On Jun 8, 2006, at 7:58 PM, Mark Kirkwood wrote:

Tom Lane wrote:
Alvaro Herrera <[EMAIL PROTECTED]> writes:
Wow, that is slow.  Maybe a problem in the kernel?  Perhaps something
similar to this:
http://www.ussg.iu.edu/hypermail/linux/kernel/0603.2/index.html#1282
Yeah, that's a pretty interesting thread.  I came across something
similar on a Red Hat internal list.  It seems there are three or four
different popular standards for clock hardware in the Intel world,
and some good implementations and some pretty bad implementations
of each.  So the answer may well boil down to "if you're using cheap
junk PC hardware then gettimeofday will be slow".

OS seems to matter as well - I've got two identical Supermicro P3TDER dual intel boxes. 1 running FreeBSD 6.1, one running Gentoo Linux 2.6.16.

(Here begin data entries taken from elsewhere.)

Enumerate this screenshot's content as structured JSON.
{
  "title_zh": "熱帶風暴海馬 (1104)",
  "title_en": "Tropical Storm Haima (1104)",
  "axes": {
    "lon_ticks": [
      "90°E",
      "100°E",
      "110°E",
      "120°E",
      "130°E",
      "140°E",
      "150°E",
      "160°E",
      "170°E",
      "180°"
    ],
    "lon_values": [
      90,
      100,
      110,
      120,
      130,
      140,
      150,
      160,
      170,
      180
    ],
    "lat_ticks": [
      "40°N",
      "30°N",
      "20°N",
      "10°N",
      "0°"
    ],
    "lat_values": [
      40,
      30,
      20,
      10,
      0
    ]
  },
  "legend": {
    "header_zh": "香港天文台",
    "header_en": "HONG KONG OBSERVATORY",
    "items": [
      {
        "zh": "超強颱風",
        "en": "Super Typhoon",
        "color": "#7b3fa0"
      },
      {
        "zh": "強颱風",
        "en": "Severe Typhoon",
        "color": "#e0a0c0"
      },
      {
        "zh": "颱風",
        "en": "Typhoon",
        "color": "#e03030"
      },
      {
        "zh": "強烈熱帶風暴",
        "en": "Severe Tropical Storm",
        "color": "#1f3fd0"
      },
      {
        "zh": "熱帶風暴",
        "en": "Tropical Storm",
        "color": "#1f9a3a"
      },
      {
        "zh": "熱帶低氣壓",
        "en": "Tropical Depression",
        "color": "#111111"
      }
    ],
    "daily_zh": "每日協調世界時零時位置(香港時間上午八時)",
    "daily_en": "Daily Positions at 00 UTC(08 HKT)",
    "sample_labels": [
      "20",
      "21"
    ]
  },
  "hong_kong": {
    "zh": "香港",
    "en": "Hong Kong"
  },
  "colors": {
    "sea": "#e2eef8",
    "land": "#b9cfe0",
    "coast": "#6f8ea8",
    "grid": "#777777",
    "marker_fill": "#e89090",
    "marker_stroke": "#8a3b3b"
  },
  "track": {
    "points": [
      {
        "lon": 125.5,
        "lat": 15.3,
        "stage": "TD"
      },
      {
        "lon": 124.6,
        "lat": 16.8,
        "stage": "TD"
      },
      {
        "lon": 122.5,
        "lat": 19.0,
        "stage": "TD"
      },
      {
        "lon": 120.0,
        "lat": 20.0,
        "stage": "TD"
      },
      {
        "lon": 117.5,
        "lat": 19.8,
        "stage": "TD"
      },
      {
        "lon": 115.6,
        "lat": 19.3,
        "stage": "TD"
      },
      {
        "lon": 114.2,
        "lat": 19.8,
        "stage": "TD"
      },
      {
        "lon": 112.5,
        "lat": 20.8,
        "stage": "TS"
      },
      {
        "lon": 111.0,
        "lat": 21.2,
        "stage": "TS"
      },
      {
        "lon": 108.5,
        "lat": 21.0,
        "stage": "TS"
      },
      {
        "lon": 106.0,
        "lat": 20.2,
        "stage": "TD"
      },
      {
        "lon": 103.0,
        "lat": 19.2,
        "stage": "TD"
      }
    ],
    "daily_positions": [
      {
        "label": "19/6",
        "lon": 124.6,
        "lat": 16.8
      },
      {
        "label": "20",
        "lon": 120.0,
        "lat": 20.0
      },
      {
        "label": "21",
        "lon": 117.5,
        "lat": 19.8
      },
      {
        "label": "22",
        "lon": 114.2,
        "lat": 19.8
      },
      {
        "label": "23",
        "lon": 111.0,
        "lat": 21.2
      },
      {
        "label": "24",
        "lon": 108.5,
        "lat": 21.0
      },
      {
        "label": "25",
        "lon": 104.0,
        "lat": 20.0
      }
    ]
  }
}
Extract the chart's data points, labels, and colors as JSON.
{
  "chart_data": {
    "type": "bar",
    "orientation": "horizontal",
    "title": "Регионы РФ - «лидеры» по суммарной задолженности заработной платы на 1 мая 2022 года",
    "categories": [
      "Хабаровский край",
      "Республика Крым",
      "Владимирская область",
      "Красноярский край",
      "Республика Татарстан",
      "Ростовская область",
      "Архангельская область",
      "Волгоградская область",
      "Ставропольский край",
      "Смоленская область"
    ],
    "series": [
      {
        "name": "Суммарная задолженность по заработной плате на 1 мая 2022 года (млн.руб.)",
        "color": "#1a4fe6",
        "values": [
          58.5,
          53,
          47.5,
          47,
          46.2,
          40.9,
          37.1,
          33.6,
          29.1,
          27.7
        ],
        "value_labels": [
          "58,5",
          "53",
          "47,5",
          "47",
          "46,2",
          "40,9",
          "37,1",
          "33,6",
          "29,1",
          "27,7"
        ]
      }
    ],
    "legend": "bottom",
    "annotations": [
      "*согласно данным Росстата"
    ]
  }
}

Doing the 'select count(*) vs explain analyze select count(*) on 100000 row table gives:

Freebsd : select 108 ms  explain analyze 688 ms
Linux   : select 100 ms  explain analyze 196 ms

Both systems have ACPI enabled in BIOS (which means there is a better timecounter than 'i8254' available (FreeBSD says its using 'ACPI-safe' - not sure how to check on Linux).